Soy is a confusing category of food, one which frequently sparks passionate inquiry. In the past week, a friend revealed she’d had hormonally driven breast cancer. She came to me confused and wondering if she should be eating soy. Yet a client, also with breast cancer, has eliminated soy from her diet understanding that in small amounts, soy could, in fact, be beneficial to her diet and condition. Sometimes she wonders if she is doing the right thing. Another friend battles endometriosis and though she loves tofu, she eats it minimally because she fears it could exacerbate her condition.
While many believe soy foods to be associated with estrogen-related illnesses (infertility endometriosis, and some cancers), scientific research does not wholly support these claims. Some studies even point to soy as being preventative against these hormonally driven diseases. Although soy contains phytoestrogens (substances that can act like estrogen), which could elevate the estrogen environment in one’s body, these compounds can also do the opposite. For instance, if phytoestrogens bind to estrogen receptors first, then estrogen can’t bind to them. Because phytoestrogens are weaker than estrogen, estrogen levels would thus be lower. In addition, when phytoestrogens are in the body, they send signals to the brain indicating that estrogen is high, which the body then responds to by shutting down the production of estrogen, creating a negative feedback loop. This means that for any individual with estrogen-related issues from fertility to endometriosis and cancer, while soy could affect these conditions, it’s rare that it in fact does.
Does Soy Affect Fertility?
The answer is probably not. Studies show that you’d have to consume more than 100mg of isoflavones before you need to worry about infertility. That translates to over four cups of soy a day and that’s a lot!

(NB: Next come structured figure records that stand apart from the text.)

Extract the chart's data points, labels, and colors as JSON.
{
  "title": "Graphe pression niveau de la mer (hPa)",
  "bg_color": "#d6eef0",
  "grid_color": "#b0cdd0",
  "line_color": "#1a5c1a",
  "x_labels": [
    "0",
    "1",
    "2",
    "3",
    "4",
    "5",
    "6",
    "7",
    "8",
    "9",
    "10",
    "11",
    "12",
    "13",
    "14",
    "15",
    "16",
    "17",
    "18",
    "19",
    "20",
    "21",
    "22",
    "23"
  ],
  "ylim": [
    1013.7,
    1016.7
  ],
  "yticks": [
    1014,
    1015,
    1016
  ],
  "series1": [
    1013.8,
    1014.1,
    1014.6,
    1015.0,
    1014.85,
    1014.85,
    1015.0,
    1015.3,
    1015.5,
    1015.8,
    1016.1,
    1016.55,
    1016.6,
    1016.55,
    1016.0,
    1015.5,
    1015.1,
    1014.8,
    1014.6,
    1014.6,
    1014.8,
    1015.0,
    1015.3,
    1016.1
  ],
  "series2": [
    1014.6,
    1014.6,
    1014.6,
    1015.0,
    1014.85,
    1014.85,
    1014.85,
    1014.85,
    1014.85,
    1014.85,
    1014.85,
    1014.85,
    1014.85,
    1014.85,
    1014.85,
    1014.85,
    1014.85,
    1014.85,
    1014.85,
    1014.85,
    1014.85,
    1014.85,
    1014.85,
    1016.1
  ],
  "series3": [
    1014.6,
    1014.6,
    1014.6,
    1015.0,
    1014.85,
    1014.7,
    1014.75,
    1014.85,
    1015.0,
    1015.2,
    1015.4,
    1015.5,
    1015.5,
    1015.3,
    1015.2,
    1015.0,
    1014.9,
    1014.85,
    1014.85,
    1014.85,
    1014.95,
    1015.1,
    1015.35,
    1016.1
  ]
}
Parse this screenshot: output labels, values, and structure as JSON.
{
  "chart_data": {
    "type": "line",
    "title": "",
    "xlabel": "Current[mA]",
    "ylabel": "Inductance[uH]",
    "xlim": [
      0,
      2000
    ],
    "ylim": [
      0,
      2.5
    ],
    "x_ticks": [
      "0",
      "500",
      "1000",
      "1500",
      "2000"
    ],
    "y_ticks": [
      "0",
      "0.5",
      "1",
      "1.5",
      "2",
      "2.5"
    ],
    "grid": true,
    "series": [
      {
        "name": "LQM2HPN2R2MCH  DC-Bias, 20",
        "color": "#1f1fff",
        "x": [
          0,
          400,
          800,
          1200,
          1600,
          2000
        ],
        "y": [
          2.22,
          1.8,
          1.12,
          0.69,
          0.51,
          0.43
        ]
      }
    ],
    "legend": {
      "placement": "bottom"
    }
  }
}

Consider the following: In Asian countries, where soy has been shown to have little or no effect on hormones and fertility, people consume on average ten times more soy than the most Americans, which is only about one cup of soy a day.
Soy and Endometriosis
Women who suffer from endometriosis often overproduce estrogen to begin with; since phytoestrogens can bind to estrogen receptors, the assumption is that they could signal the body to elevate estrogen levels even further, which in turn could thicken the uterus, thereby exacerbating the condition. However, while an association between phytoestrogens and endometriosis is not yet conclusive, many studies, in fact, already indicate the opposite effect of phytoestrogens on endometriosis. These studies show that because phytoestrogens can prevent actual estrogen from binding to receptors in high-estrogen environments (recall phytoestrogens bind first), they could in fact have anti-estrogenic effects, thereby reducing the risk of endometriosis. The evidence of soy’s effect on endometriosis is inconclusive and highly dependent on individual genetics, age, metabolism, gut microflora, antibiotic use, underlying conditions, environment (variety, harvest, food processing, cooking, and growth locations of foods), and how much soy one consumes.
Soy and Cancer
According to Dana-Farber Cancer Institute, it is safe to consume soy foods even if you have breast, prostate, or colon cancer. Though any cancer treatment plan will be personalized for the patient in consultation with his or her doctors, the evidence to date suggests that moderate intake of soy does not promote cancer growth.
So, Should You Eat Soy?
Bottom line: Soy is extremely nutritious and has many health benefits, so while the research in inconclusive for its overall effect in people with certain medical conditions, those without those underlying health concerns can and should enjoy it in all forms. It’s high in protein, fiber, polyunsaturated fat, and many vitamins and minerals including B vitamins, calcium, iron, and zinc. It is also cholesterol-free and low in saturated fat. I love soy and eat it many times a week in the form of tofu, tempeh, and edamame.